= Cratinus =

Ancient Athenian comic poet

Cratinus (Κρατῖνος; c. 519 BC – c. 422 BC) was an Athenian comic poet of the Old Comedy.

==Life==
Cratinus won prizes for his plays on 27 known occasions, eight times at the City Dionysia, first probably in the mid-to-late 450s BCE (IG II2 2325. 50), and three times at the Lenaia, first probably in the early 430s (IG II2 2325. 121; just before Pherecrates and Hermippus). He was still competing in 423 BC, when his Pytine took the prize at the City Dionysia; he died shortly thereafter, at a very advanced age, about 97 years (test. 3).

Little is known of his personal history. His father's name was Callimedes, and he himself was a taxiarch. The Suda accuses Cratinus of immorality, excessive cowardice, and habitual intemperance. His contemporaries offer no corroboration, except for the third charge, which is sustained by many passages of Aristophanes and other writers. They also refer the "Confession of Cratinus", which Cratinus himself seems to have treated the subject in a very amusing way, especially in his Pytine.
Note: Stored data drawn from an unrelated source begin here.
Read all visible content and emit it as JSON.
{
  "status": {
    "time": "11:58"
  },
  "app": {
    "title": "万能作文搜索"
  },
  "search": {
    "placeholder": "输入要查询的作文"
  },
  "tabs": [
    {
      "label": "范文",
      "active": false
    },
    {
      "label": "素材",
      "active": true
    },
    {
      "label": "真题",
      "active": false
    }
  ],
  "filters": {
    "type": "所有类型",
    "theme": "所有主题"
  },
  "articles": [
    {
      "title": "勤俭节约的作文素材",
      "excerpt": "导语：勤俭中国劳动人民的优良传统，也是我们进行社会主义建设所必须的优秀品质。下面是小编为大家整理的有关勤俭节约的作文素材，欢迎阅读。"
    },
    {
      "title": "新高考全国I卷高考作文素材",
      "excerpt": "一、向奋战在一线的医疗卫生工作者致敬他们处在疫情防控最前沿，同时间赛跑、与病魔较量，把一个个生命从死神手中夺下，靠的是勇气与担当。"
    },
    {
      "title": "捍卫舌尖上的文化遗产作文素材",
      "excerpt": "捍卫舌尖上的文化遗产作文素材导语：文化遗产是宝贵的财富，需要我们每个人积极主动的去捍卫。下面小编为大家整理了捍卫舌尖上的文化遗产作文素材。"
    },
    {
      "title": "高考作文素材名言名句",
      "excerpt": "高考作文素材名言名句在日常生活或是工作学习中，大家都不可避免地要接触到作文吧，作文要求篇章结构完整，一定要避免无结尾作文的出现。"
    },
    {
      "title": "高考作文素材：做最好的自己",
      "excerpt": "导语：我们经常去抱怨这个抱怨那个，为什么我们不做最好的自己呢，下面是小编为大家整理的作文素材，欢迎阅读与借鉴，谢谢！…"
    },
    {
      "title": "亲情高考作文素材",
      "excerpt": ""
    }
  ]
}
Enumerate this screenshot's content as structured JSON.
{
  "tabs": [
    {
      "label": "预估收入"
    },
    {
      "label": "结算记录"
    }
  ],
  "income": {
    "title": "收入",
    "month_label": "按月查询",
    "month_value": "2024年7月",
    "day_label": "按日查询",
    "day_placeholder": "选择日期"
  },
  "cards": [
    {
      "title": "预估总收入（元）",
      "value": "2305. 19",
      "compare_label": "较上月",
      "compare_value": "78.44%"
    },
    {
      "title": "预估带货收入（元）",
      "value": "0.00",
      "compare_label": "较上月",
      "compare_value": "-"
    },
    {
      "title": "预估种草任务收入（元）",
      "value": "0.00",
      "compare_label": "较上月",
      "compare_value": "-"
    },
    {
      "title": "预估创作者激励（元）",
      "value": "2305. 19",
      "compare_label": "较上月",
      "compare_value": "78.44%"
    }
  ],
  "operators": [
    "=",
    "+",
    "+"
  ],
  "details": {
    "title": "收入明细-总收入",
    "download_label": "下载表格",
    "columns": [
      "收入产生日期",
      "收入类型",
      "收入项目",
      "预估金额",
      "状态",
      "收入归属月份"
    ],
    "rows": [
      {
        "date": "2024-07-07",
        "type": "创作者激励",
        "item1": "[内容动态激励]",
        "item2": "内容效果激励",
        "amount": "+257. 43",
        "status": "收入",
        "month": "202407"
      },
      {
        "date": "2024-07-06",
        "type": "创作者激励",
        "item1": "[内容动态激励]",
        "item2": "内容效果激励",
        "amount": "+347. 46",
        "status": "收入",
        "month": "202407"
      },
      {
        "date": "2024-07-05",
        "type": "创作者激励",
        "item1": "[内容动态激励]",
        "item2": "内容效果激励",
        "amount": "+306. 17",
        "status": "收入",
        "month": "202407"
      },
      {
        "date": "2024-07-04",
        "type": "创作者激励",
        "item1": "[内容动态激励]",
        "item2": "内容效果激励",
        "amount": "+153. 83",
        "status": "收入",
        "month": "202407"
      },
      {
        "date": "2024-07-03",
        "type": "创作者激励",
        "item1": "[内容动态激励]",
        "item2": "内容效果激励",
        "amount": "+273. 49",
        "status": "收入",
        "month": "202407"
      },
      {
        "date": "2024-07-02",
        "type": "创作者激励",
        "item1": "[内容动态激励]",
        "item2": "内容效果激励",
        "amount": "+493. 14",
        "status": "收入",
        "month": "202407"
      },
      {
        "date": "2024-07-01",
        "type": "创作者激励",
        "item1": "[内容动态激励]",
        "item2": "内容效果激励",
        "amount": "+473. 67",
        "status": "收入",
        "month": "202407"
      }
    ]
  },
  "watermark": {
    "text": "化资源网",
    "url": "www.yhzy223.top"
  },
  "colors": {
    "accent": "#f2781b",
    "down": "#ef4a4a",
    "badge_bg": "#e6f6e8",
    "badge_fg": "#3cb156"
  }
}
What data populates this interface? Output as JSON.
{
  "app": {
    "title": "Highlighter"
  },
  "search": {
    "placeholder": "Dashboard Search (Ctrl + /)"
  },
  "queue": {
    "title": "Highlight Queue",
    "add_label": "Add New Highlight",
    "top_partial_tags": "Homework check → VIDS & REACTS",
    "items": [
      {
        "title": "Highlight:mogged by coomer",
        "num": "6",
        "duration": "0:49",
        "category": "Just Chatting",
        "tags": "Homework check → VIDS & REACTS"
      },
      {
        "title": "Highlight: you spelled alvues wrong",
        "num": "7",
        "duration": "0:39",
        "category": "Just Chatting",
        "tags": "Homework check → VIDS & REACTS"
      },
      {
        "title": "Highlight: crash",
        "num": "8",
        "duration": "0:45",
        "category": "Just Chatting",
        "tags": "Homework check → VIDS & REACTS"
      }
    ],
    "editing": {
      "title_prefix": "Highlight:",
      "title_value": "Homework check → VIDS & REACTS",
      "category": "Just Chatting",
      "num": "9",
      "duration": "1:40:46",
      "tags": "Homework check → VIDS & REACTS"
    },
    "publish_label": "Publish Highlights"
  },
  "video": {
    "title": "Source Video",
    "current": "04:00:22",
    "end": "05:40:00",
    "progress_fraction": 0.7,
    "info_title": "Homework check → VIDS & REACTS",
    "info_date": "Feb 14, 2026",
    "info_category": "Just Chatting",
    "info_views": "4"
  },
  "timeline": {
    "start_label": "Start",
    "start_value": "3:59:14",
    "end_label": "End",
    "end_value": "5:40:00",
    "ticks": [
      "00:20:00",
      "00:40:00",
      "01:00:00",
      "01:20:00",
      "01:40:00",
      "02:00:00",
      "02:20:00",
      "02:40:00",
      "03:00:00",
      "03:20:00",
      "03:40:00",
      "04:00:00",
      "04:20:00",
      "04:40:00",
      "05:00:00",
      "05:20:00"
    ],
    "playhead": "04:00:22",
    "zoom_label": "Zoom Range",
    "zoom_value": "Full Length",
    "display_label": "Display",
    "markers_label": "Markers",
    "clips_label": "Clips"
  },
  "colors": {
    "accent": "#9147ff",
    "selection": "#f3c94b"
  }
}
That he was related to the 4th-century comic poet Cratinus Junior is a reasonable hypothesis but cannot be proven.

==Works==
Cratinus was regarded as one of the three great masters of Athenian Old Comedy (the others being Aristophanes and Eupolis). Although his poetry is several times described as relatively graceless, harsh, and crudely abusive (test. 17; 19), his plays continued to be read and studied in the Hellenistic and Roman periods. He wrote 21 comedies. They were chiefly distinguished by their direct and vigorous political satire. 514 fragments (including ten dubia) of his comedies survive, along with 29 titles. His most famous play is the Pytine.

===Pytine===
The Pytine (The Wineflask) was Cratinus' most famous play. A grammarian describes the background of the play as follows: In 424 BC, Aristophanes produced The Knights, in which he described Cratinus "as a drivelling old man, wandering about with his crown withered, and so utterly neglected by his former admirers that he could not even procure to quench the thirst of which he was perishing" Soon after that play, Cratinus responded by producing a play called Pytine (The Wineflask) in 423 BC, which defeated the Connus of Ameipsias and The Clouds of Aristophanes, which was produced in the same year.

===Other plays===
In Grenfell and Hunt's Oxyrhynchus Papyri, iv. (1904), containing a further instalment of their edition of the Behnesa papyri discovered by them in 1896–1897, one of the greatest curiosities is a scrap of paper bearing the argument of a play by Cratinus, the Dionysalexandros (i.e. Dionysus in the part of Paris), aimed against Pericles; and the epitome reveals something of its wit and point. Other plays of Cratinus include

- Archilochoi ("The Archilochuses") (c. 448 BC)
- Boukoloi ("The Cow-Herds")
- Bousiris ("Busiris")
- Deliades ("Women From Delos")
- Didaskaliai ("The Rehearsals")
- Drapetides ("Female Runaways")
- Empipramenoi ("Men On Fire") or Idaioi ("The Idaeans")
- Euneidai ("Children of Euneus")
- Thrattai ("Women From Thrace")
- Kleoboulinai ("The Cleobulines")
- Lakones ("The Laconians")
- Malthakoi ("The Soft Ones")
- Nemesis ("Nemesis")
- Nomoi ("The Laws")
- Odysseis ("The Odysseuses")
- Panoptai ("The All-Seers")
- Ploutoi ("The Gods of Wealth")
- Pylaia ("The Meeting At Pylae")
- Satyroi ("Satyrs"), won 2nd prize at the Lenaea of 424 BC
- Seriphioi ("Men From Seriphus")
- Trophonios ("Trophonius")
- Cheimazomenoi ("Storm-Tossed Men"), won 2nd prize at Lenaea of 425 BC
- Cheirones ("The Chirons")
- Horai ("The Hours")

462 fragments of Cratinus survive.

==Style==
The style of Cratinus has been likened to that of Aeschylus. He appears to have been fond of lofty diction and bold figures, and was most successful in the lyrical parts of his dramas, his choruses being the popular festal songs of his day. According to the statement of a doubtful authority, not borne out by Aristotle, Cratinus increased the number of actors in comedy to three.

==Standard edition==

The standard edition of the fragments and testimonia is in Rudolf Kassel and Colin François Lloyd Austin's Poetae Comici Graeci Vol. IV. The eight-volume Poetae Comici Graeci produced from 1983 to 2001 replaces the outdated collections Fragmenta comicorum graecorum by August Meineke (1839-1857), Comicorum Atticorum Fragmenta by Theodor Kock (1880-1888) and Comicorum Graecorum Fragmenta by Georg Kaibel (1899).